Rassemblons nous tous,
à cette fête du carnaval
pour oser dire franchement
tout ce que l’on pense …

Comme le leur autorise la chanson éternelle du Carnaval, cette année, les Grecs se sont emparés de cette liberté pour crier leur colère. Ils ont détourné de manière subversive et avec un humour caustique toute la manifestation.

Les 138 chars, qui se sont succédés les uns derrière les autres, ont tous des noms très évocateurs: "Le monstre Troïka", "L’aliénation de la Grèce", "L’Europe sans cœur", "C'est comme ça que tout a commencé".

La joie et la participation de la foule à Patras fait plaisir à voir. Plus de 300.000 personnes, venues de tout le pays, se sont donné rendez-vous à Patras, ville sinistrée économiquement, mais qui tenait à honorer fièrement cette année encore son surnom de Carnavolopoli (la ville du Carnaval).

Les visiteurs sont venus aussi nombreux que d’habitude, mais en rognant sur les dépenses. En allant dormir chez des parents ou des amis, plutôt qu’à l’hôtel et en mangeant des sandwiches plutôt que d’aller à la taverne. 

Papandréou en caniche de Merkel

La tribune officielle du défilé, elle, était quasiment vide: les personnalités politiques grecques et les représentants des ambassades étrangères n’ont pas osé venir, sans doute par peur d’être "enyaourtés" ou "entomatés".

Mais leurs avatars ont, eux, défilé. L’ancien premier ministre socialiste Andréas Papandréou en caniche d’Angela Merkel, le nouveau premier ministre technocrate Loukas Papadimos en Arlequin, la ministre de l’éducation en photocopieuse (allusion au fait que, faute de moyens, les élèves n’ont pas reçu de livres cette entrée scolaire), Strauss Kahn en cochon amateur de truffes, et bien d’autres encore…

La parade s’est déroulée dans une ambiance bon enfant, sans que la police intervienne une seule fois. Il n’y a eu à déplorer aucun acte d’incivilité ou de violence. Le Roi du Carnaval a été brûlé sur le port, dans une débauche de pétards et feux d’artifice. Mais cette année, les effigies en papier mâché des Grecs, Papandréou, Venizelos, Papadimos Samaras, et des Européens, Sarkozy, Merkel, Strauss Kahn, Lagarde, Olli Rhen et Barroso l’accompagnaient dans son funèbre destin.

Aujourd’hui, c’est le "Lundi Pur", le jour des enfants.
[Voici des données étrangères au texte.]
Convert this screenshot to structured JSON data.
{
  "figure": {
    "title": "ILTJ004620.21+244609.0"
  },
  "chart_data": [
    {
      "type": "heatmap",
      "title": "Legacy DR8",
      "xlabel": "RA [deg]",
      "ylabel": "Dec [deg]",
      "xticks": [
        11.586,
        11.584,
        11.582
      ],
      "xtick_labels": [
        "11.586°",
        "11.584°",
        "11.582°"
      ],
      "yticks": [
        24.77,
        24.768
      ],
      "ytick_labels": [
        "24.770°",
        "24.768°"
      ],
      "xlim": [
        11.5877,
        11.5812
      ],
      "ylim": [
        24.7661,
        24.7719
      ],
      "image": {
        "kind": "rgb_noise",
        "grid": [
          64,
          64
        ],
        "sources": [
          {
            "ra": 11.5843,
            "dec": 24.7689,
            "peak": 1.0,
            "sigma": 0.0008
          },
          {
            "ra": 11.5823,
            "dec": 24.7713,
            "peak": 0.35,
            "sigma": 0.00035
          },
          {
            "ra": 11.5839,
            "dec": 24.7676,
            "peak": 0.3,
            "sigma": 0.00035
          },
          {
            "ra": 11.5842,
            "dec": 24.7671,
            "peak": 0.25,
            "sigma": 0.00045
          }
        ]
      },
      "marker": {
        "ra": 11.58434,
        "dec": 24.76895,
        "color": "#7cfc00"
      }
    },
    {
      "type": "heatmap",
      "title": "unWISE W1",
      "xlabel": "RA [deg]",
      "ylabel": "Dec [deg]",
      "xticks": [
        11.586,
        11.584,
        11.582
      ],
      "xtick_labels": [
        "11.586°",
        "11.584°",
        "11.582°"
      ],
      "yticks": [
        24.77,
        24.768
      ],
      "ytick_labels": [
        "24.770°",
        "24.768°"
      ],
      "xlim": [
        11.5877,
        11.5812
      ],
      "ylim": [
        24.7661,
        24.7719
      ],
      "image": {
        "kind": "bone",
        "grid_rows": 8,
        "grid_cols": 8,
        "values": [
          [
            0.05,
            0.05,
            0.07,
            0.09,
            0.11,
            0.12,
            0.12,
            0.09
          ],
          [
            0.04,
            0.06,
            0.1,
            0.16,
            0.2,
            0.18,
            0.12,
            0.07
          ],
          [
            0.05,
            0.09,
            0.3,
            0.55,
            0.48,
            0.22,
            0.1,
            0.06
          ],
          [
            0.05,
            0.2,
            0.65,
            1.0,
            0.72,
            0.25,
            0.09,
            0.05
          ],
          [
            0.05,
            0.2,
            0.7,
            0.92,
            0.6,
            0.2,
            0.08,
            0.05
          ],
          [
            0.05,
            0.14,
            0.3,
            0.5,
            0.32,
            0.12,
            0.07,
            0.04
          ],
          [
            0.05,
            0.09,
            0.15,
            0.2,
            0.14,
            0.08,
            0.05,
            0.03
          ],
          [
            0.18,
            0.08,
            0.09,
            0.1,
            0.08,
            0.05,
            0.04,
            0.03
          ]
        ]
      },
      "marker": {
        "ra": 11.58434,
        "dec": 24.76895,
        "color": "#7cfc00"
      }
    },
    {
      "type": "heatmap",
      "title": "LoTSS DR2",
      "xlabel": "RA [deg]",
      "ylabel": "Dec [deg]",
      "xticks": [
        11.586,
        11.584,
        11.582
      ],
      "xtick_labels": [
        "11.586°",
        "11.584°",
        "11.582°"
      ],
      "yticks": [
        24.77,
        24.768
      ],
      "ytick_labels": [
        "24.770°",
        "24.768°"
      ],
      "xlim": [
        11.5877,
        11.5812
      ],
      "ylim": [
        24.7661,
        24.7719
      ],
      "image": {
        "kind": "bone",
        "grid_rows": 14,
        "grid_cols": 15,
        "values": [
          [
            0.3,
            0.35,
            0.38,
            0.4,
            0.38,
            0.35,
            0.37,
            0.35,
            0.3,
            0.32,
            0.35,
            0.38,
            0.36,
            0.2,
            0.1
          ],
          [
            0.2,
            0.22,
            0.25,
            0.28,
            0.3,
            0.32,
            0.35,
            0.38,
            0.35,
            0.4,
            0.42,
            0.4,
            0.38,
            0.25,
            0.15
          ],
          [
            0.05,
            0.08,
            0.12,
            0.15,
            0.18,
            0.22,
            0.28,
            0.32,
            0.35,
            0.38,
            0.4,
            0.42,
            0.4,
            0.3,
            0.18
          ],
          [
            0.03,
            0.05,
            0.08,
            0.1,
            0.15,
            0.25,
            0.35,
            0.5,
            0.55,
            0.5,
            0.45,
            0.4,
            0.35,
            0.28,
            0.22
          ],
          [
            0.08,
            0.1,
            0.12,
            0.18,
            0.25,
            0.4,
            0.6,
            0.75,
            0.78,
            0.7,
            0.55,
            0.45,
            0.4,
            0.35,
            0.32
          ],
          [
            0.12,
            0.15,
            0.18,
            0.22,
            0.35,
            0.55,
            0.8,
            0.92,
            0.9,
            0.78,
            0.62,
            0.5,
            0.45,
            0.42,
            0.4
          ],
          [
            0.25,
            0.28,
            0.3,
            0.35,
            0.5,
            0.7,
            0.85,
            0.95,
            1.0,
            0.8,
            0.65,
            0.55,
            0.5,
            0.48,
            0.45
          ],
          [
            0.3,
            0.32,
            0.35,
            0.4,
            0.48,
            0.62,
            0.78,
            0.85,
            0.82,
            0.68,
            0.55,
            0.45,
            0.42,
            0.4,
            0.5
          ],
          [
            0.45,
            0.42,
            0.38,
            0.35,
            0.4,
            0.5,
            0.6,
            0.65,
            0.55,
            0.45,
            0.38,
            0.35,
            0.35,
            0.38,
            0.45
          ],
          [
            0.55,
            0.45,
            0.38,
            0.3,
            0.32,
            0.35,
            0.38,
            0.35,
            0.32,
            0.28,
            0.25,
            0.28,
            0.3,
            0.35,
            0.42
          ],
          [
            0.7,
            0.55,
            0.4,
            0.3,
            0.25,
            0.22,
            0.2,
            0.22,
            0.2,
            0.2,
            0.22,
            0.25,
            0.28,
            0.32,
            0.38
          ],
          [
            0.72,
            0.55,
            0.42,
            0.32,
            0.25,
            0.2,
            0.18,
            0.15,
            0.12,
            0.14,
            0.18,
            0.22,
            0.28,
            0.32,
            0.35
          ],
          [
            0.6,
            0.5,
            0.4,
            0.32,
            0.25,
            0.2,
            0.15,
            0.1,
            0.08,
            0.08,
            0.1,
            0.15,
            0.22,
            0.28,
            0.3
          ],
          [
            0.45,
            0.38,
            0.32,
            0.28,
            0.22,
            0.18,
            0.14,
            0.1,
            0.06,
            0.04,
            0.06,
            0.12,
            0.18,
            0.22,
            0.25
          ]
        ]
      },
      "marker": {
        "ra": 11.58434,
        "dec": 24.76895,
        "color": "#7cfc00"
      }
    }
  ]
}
Les cerfs-volants planeront dans le ciel de la capitale de l’Achaïe. Un souffle d’espoir. Mais, de source enfantine, on s’attend là-aussi à ce que les messages qui s’élèveront dans les airs soient lourds de colère. Les enfants, même s’ils sont, par nature, plus insouciants dans ce climat délétère, souffrent de plus en plus dans leur vie de tous les jours, de cette crise barbare qui atteint leurs parents dans leur dignité. 


 

Le Carnaval de Patras, une survivance des rites païens

Comme toutes les fêtes chrétiennes, le Carnaval est une survivance des rites païens, en l’honneur du dieu Dionysos, où tout était permis durant les jours de Bacchanales. Le départ d’une nouvelle année, symbolise l’intrusion du monde sauvage dans le monde civilisé, celle du désordre dans la vie réglée, celle du monde des morts dans celui des vivants. Il marque les festivités de la fin et du recommencement d’un temps cyclique annuel : les hommes inscrivent leur vie dans ce monde qui se reproduit chaque année. L’aspect moderne du Carnaval de Patras date lui du 19° siècle, avec des influences cosmopolites (françaises, anglaises, …) mais surtout italiennes (Venise oblige).

Ce sont les arrivants des îles ioniennes proches, rattachées à la Grèce en 1864, qui ancrent cette coutume dans la prospère Patras de l’époque, capitale mondiale du raisin sec. L’importante communauté italienne catholique de Patras, descendante de refugiés politiques ou de commerçants vénitiens a contribué à maintenir cette tradition vivante. Après des décennies de mise en sourdine, le Carnaval renaît en 1974, malgré l’opposition de quelques groupuscules intégristes chrétiens qui récusent cette fête populaire, en la traitant de Sodome et Gomorrhe.

Cette année encore, l’Eglise a réagi, car une des figures du défilé sera le moine en chef du Mont Athos, impliqué dans un important scandale financier. Mais le maire a tenu bon, se targuant de la nature d’exorcisme social que joue la fête du Carnaval.